Working and contributing to my society was something I realized I had been dreaming about for a long time. I wanted to prove my worth and contribute to a mission. For me work has always been more than income--it’s also about helping others.
Since that first job, I have never questioned my ability to work and contribute to an employer’s mission. The nonprofit hired me full time after I graduated from college and I have worked continuously since then for a variety of employers. My skills grew from experience and a graduate education (earned while working full time!), as did my level of responsibility and professional reputation.
I’m an active member and past leader of a local professional organization for my industry (public relations and communications). And I am always interested in learning and developing my skills.
The Realities of Working with a Disability
I can’t say it is always easy working with my disability. I know that I have not been hired because people saw my disability as an obstacle to employment rather than as an asset. I sometimes struggle with my health, related to my disability, but have been fortunate to have employers and supervisors who supported me because they knew my value.
I believe my disability brings many qualities that employers need. I can often bring a different perspective to looking at and solving a problem because of my disability. This is a skill I use every day in my personal life!
Several employers have appreciated my tenacity. I just don’t give up. I’ve learned to hang in there and keep trying--that is how many accomplishments are achieved in work and life.
Perhaps most importantly I have learned to appreciate the little things and live life with a smile. Through my personal challenges, I know a bad day will end and that little victories can feel huge.
Why Employers Need to Hire More People with Disabilities
In many ways, hiring people with disabilities is one of the last barriers standing for an inclusive society for all. Only 30 percent of people with disabilities are currently employed, compared to 70 percent of people without disabilities. If we can learn to appreciate the unique skills of people with a variety of disabilities, we will finally be tapping into the widest talent pool available.

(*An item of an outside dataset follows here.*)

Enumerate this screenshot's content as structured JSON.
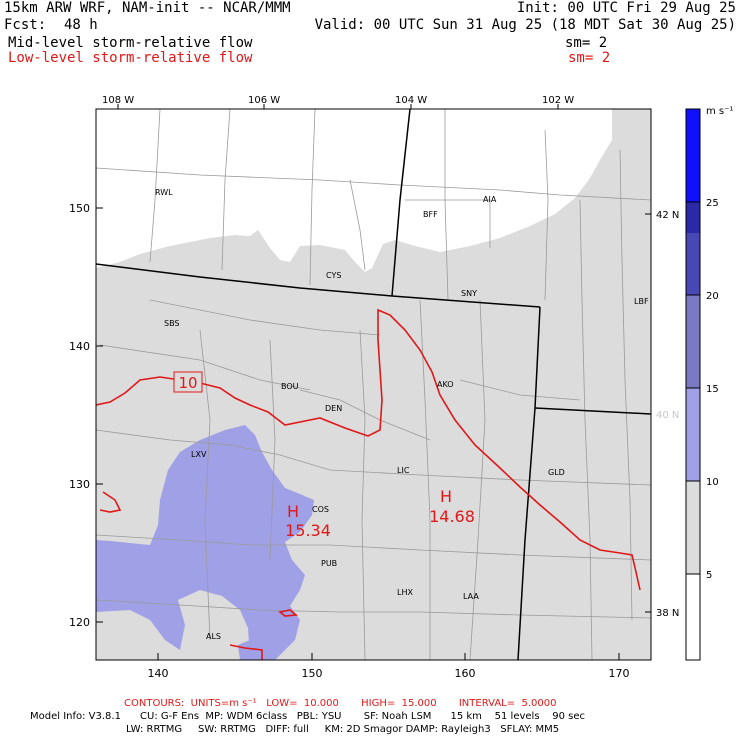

Since the passage of the Americans with Disabilities Act when I was a teenager, I’ve witnessed a lot of change towards the inclusion of people with disabilities. Our communities and transportation are now widely expected to be accessible and available to all.
Now it is time for our workplaces. I don’t say this just because it is the right thing to do (yet it is). I say this because it is the smart thing for us to do. If we really want to create, build, and develop then we need the full scope of talent--including people with disabilities.